I read that quote on a poster in the office at work. It’s a great quote to help someone reframe their in-action to do something hard. And most things in life that we could be afraid of, our worrying about it, is usually worse than the outcome. This is a fact of life that I have to constantly remind myself of.
Perhaps, for me, competing in jiujitsu, or even showing up to my BJJ Academy and training each week, is one giant test. I’m testing myself, but for what? Are aliens going to come down and invade earth but the only way we can stop them is through jiujitsu? Probably not (but one can dream). So why do I need to test myself with jiujitsu?
There were lots of other things I could’ve been doing on a Saturday morning, like sleeping in, reading a book, hanging out with my wife, eating, or really any activity that doesn’t involve me fighting a bunch of 20 something year olds. But for some reason I thought it was a good idea to sign up to a round robin tournament and do four matches in the gi and four matches in no gi.
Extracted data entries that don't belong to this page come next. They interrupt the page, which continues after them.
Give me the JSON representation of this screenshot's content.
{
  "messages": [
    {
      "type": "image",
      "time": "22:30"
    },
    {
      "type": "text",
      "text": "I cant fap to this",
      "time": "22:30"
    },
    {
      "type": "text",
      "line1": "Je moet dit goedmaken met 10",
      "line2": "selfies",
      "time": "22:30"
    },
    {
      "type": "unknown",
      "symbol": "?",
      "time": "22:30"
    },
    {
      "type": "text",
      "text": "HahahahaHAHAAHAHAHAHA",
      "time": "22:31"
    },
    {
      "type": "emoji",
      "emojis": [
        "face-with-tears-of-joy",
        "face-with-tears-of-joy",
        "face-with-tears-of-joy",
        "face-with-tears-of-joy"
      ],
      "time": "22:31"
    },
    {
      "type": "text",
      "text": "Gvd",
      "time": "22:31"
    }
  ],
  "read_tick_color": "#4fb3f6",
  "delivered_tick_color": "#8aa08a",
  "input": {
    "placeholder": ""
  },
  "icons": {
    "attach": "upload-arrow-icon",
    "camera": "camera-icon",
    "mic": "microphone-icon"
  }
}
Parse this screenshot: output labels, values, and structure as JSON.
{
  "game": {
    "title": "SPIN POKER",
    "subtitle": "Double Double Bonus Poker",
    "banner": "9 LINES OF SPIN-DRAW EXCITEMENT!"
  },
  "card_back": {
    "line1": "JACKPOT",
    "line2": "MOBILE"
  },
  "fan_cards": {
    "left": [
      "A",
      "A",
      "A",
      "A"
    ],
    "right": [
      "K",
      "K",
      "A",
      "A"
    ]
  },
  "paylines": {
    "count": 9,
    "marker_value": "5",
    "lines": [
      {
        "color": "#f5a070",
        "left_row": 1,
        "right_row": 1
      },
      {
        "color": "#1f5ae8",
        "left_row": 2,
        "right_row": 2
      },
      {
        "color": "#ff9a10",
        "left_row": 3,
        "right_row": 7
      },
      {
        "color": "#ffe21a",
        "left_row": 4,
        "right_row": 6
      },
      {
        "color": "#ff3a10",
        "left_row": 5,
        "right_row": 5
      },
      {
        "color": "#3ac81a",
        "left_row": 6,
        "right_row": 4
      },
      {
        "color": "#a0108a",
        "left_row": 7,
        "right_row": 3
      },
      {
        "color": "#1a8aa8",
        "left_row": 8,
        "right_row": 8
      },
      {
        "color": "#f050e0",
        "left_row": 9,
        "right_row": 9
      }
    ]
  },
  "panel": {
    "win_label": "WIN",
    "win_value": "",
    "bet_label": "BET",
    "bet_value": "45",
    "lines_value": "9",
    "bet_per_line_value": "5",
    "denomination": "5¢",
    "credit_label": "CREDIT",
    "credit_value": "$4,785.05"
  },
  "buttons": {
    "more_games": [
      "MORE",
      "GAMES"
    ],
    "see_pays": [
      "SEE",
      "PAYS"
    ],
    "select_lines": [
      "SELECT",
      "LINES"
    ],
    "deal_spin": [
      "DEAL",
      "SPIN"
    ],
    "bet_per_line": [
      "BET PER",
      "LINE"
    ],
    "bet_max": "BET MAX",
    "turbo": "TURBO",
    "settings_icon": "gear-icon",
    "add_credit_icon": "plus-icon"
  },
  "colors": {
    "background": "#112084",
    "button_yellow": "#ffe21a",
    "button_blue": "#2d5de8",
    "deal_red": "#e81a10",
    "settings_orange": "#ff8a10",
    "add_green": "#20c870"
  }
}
And you know what, it was a good idea. I ended up winning my very first match in Brazilian jiujitsu by points, 6 to 4. The feeling, of having your hand raised, looking at the score, and having your family and friends share that moment with you, is a wonderful feeling and I hope one day you can experience that. My wife was there with me the whole day, supporting me, and worrying about me, she’s family and she’s a friend. It was great to share it with her.
My wife also made a good observation, my opponents had coaches to tell them what to do. I had no coach and had to figure out what to do on the fly by myself. However my wife was a great manger and yelled encouraging words as I fought. She was a great cheerleader and driver. She is a great person to have in my corner, in bjj and in life. She made another astute observation, I’m more mobile than most 37 year olds. Most 37 years olds aren’t competing and fighting against 20 something year olds in bjj. That’s true. That made me feel good about myself. Sometimes I forget how much I have improved and how much work I do. We need to step back sometimes and be proud of what we’ve done.
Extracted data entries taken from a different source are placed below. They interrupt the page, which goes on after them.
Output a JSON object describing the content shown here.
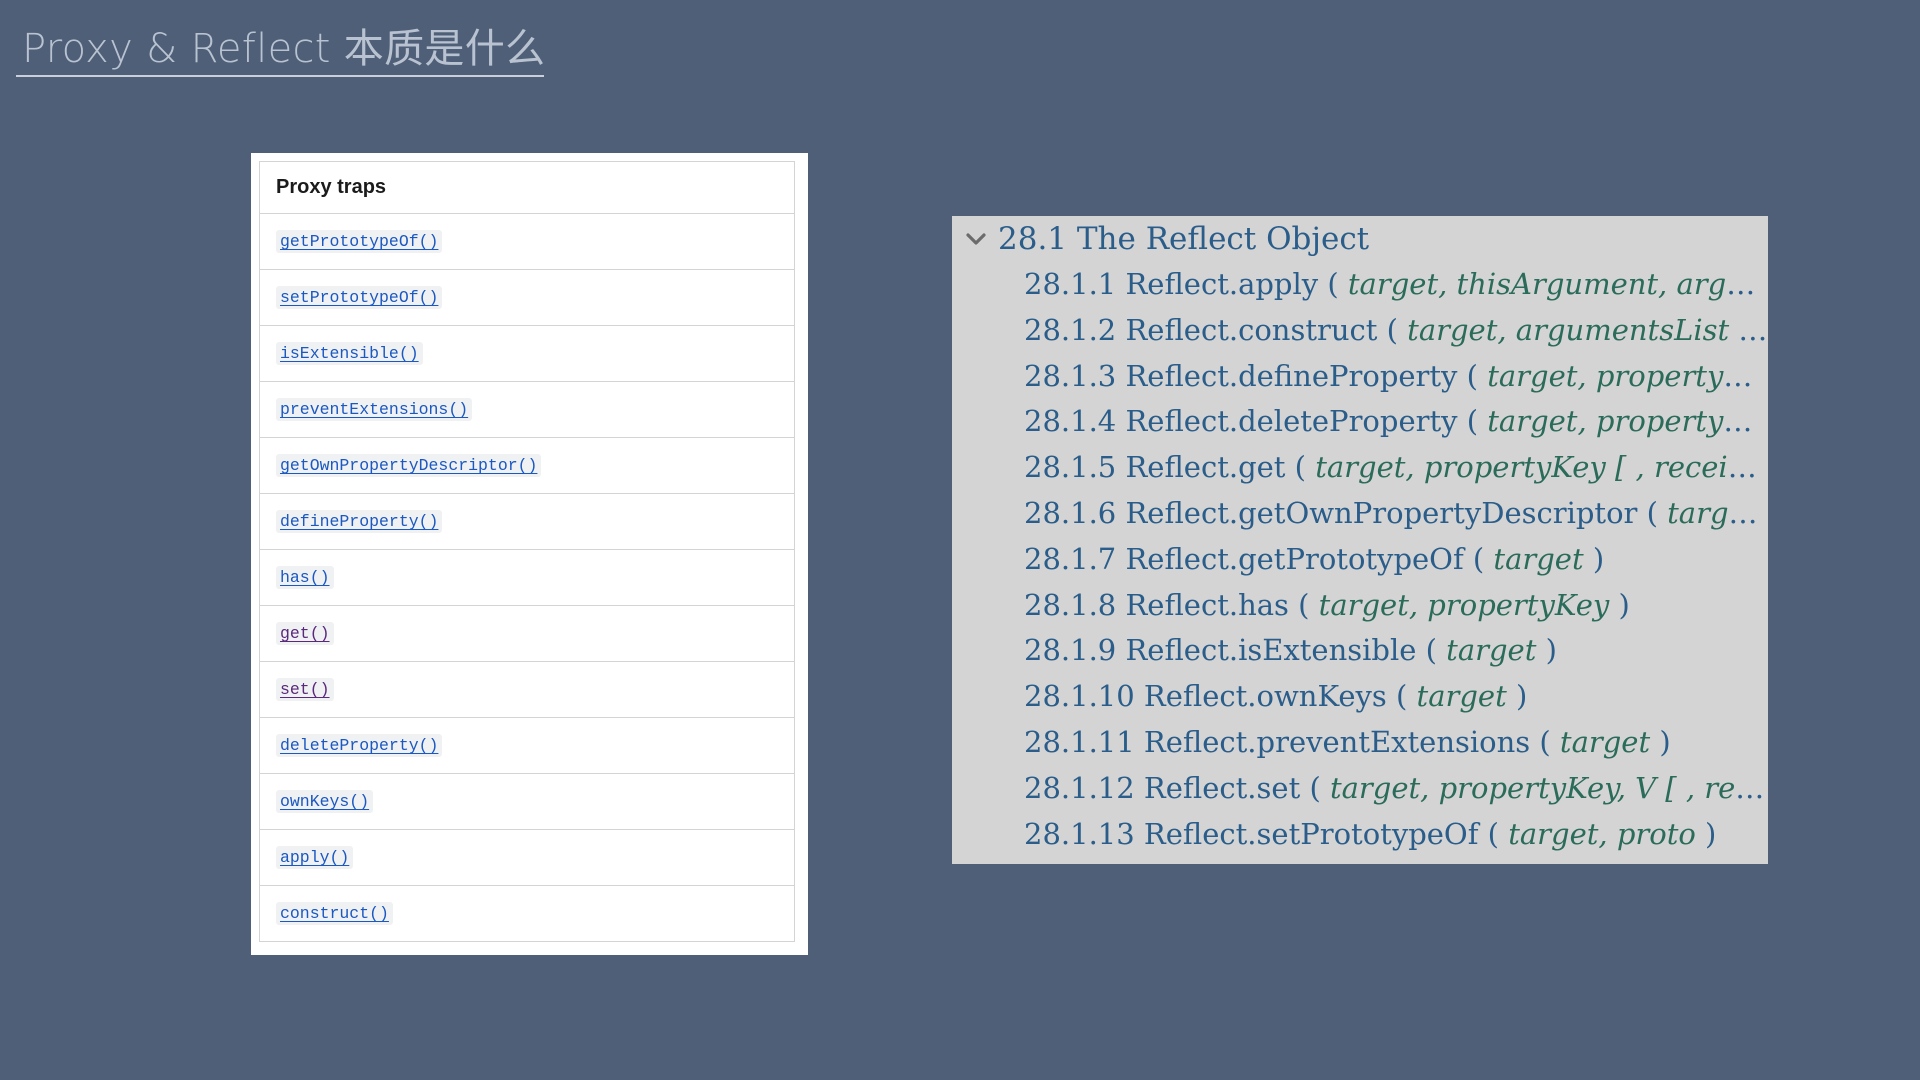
{
  "slide": {
    "title": "Proxy & Reflect 本质是什么"
  },
  "proxy_traps": {
    "header": "Proxy traps",
    "items": [
      {
        "label": "getPrototypeOf()",
        "visited": false
      },
      {
        "label": "setPrototypeOf()",
        "visited": false
      },
      {
        "label": "isExtensible()",
        "visited": false
      },
      {
        "label": "preventExtensions()",
        "visited": false
      },
      {
        "label": "getOwnPropertyDescriptor()",
        "visited": false
      },
      {
        "label": "defineProperty()",
        "visited": false
      },
      {
        "label": "has()",
        "visited": false
      },
      {
        "label": "get()",
        "visited": true
      },
      {
        "label": "set()",
        "visited": true
      },
      {
        "label": "deleteProperty()",
        "visited": false
      },
      {
        "label": "ownKeys()",
        "visited": false
      },
      {
        "label": "apply()",
        "visited": false
      },
      {
        "label": "construct()",
        "visited": false
      }
    ]
  },
  "reflect_toc": {
    "header": "28.1 The Reflect Object",
    "items": [
      {
        "name": "28.1.1 Reflect.apply (",
        "params": " target, thisArgument, argumentsList ",
        "close": ")"
      },
      {
        "name": "28.1.2 Reflect.construct (",
        "params": " target, argumentsList [ , newTarget ] ",
        "close": ")"
      },
      {
        "name": "28.1.3 Reflect.defineProperty (",
        "params": " target, propertyKey, attributes ",
        "close": ")"
      },
      {
        "name": "28.1.4 Reflect.deleteProperty (",
        "params": " target, propertyKey ",
        "close": ")"
      },
      {
        "name": "28.1.5 Reflect.get (",
        "params": " target, propertyKey [ , receiver ] ",
        "close": ")"
      },
      {
        "name": "28.1.6 Reflect.getOwnPropertyDescriptor (",
        "params": " target, propertyKey ",
        "close": ")"
      },
      {
        "name": "28.1.7 Reflect.getPrototypeOf (",
        "params": " target ",
        "close": ")"
      },
      {
        "name": "28.1.8 Reflect.has (",
        "params": " target, propertyKey ",
        "close": ")"
      },
      {
        "name": "28.1.9 Reflect.isExtensible (",
        "params": " target ",
        "close": ")"
      },
      {
        "name": "28.1.10 Reflect.ownKeys (",
        "params": " target ",
        "close": ")"
      },
      {
        "name": "28.1.11 Reflect.preventExtensions (",
        "params": " target ",
        "close": ")"
      },
      {
        "name": "28.1.12 Reflect.set (",
        "params": " target, propertyKey, V [ , receiver ] ",
        "close": ")"
      },
      {
        "name": "28.1.13 Reflect.setPrototypeOf (",
        "params": " target, proto ",
        "close": ")"
      }
    ]
  },
  "colors": {
    "background": "#4f5f78",
    "link": "#1a58c2",
    "link_visited": "#5a287c",
    "toc_text": "#2a5d8a",
    "toc_params": "#2b6b5a"
  }
}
So how did the other seven matches go? Arm bar, triangle, refs decision, ankle lock, D’Arce choke, and rear naked choke. Those are the techniques that I submitted to. And I won another match by, what’s called, a walk-over. A walk-over means that the person forfeited for some reason (they didn’t show up on time), however I did fight that guy later in no gi, he got me in a D’Arce choke, which was just as nasty as the others. Side note: my left elbow still hurts from an arm bar, going on over two weeks now.
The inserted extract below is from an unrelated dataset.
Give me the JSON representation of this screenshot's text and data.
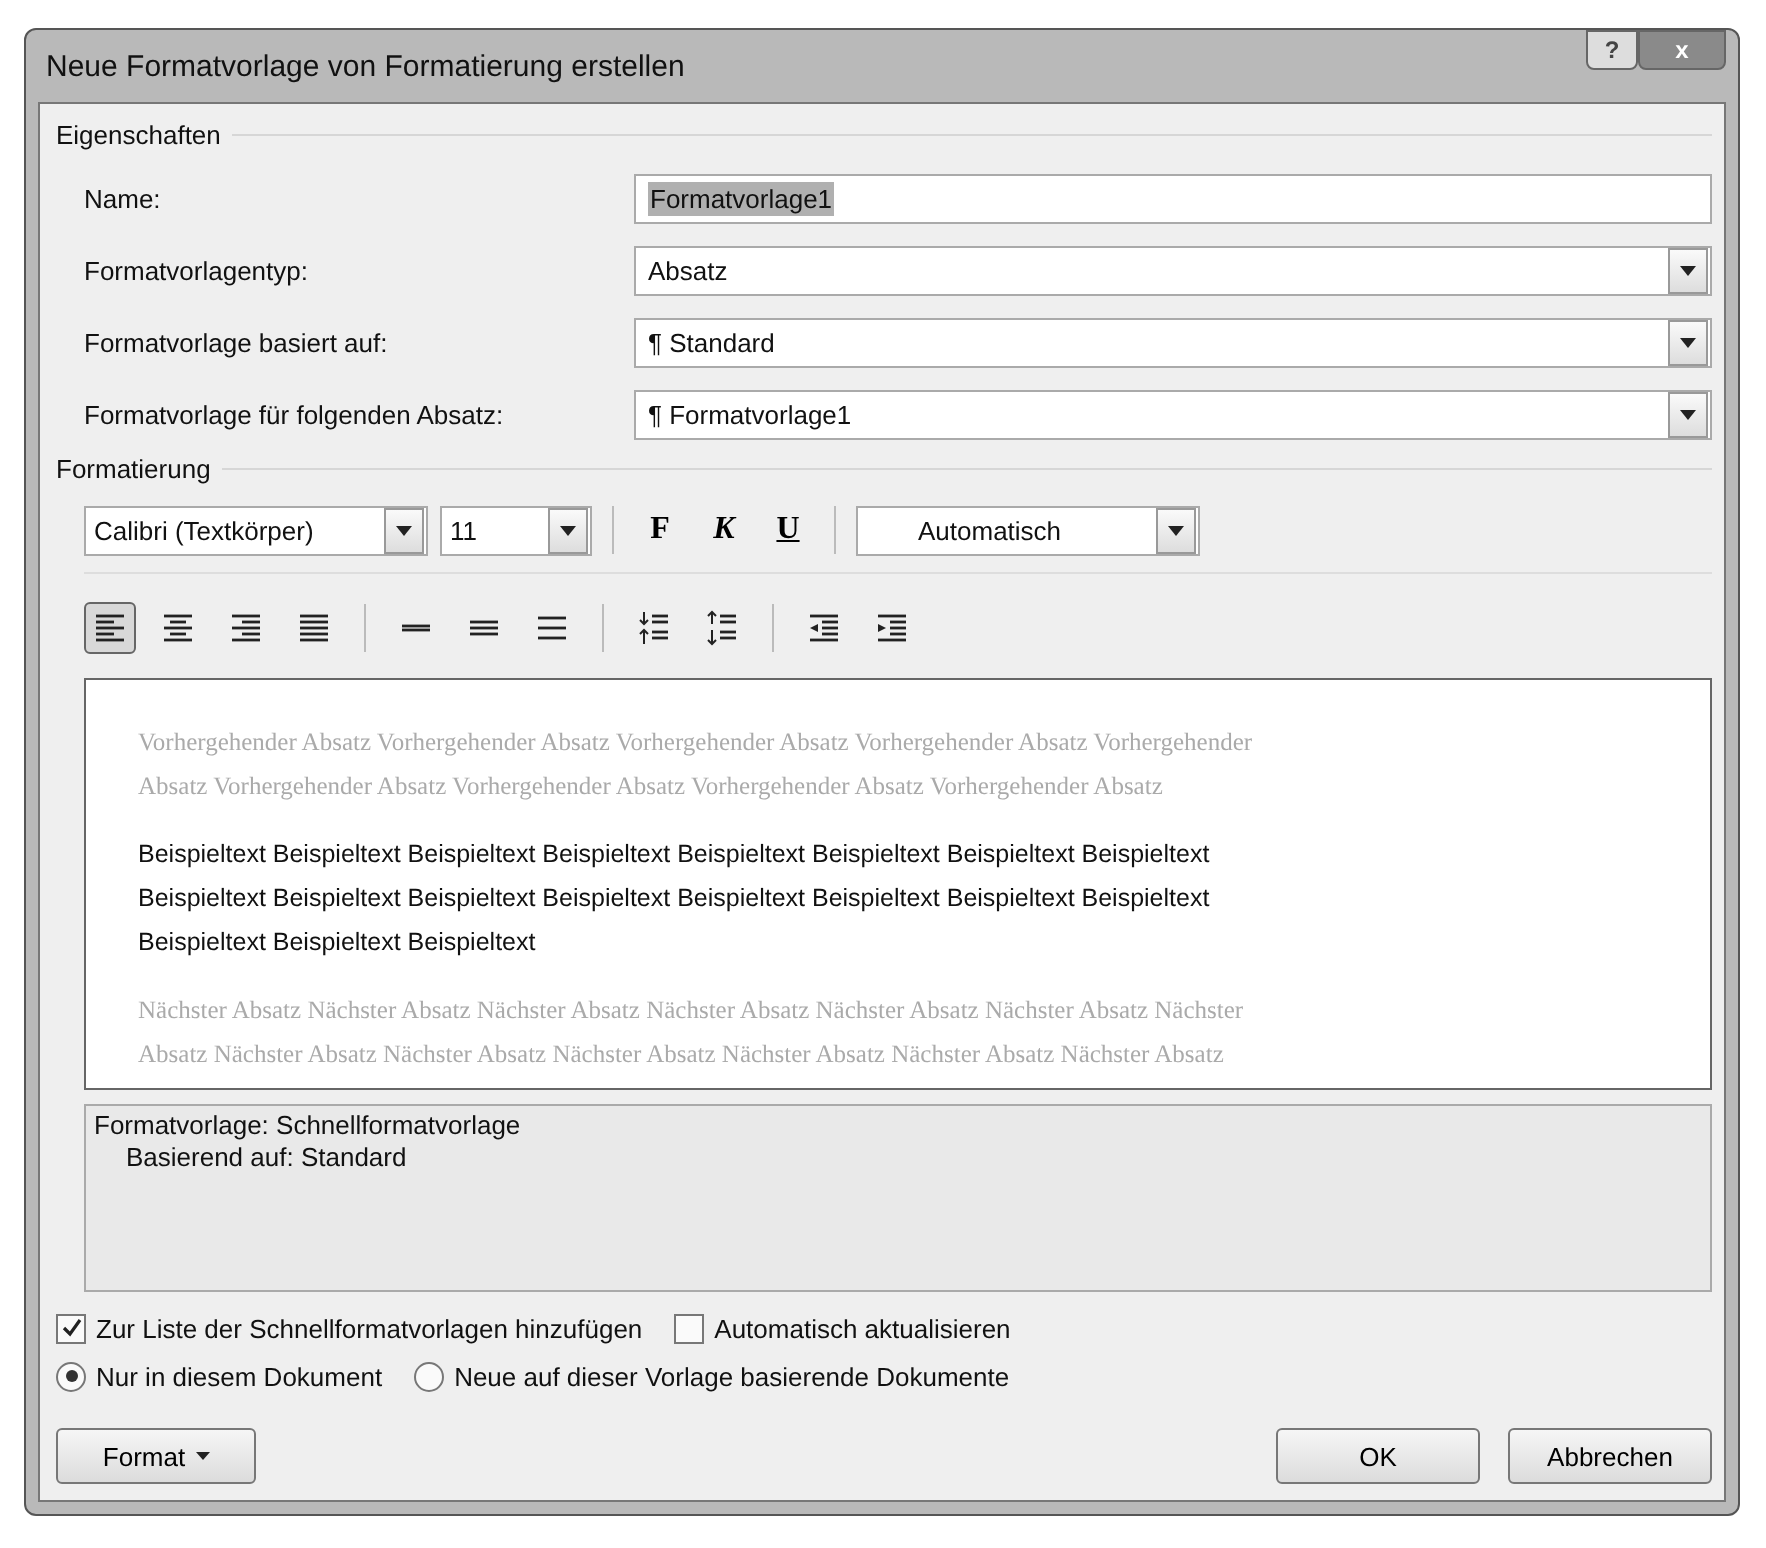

Would I do this again? Nope. I’m not as spry as I used to be. I would have to dedicate all my free time to training in the fitness gym and bjj gym, which I sort of do now but it’s not a strict schedule. I was out paced, out weighed, and older than my opponents by 10, sometimes 15 more years. Not sure I have it in me to compete at that level. I’ll stick to Mater 1 division (30 year old +) and try to make weight for 155 instead of 170.
I’m what they call a hobbyist, someone who does bjj for a hobby. But I wanted to test myself and see what it was like to do eight matches. Now I know what my skill level is at for competitions, my record is currently is 2-8. 2 wins (one by points, one by walk-over) and 8 losses (by points and subs).
Doing hard things tests you. If you survive (spoiler alert, you will) then you’re almost guaranteed to come out of the struggle a better version of yourself. This eight match extravaganza was one of the hardest things I’ve done phsycially. I’m glad I did it. Now it’s time to continue recovering, keep showing up to practice, and make sure I’m ready for my next competition, whenever that may be.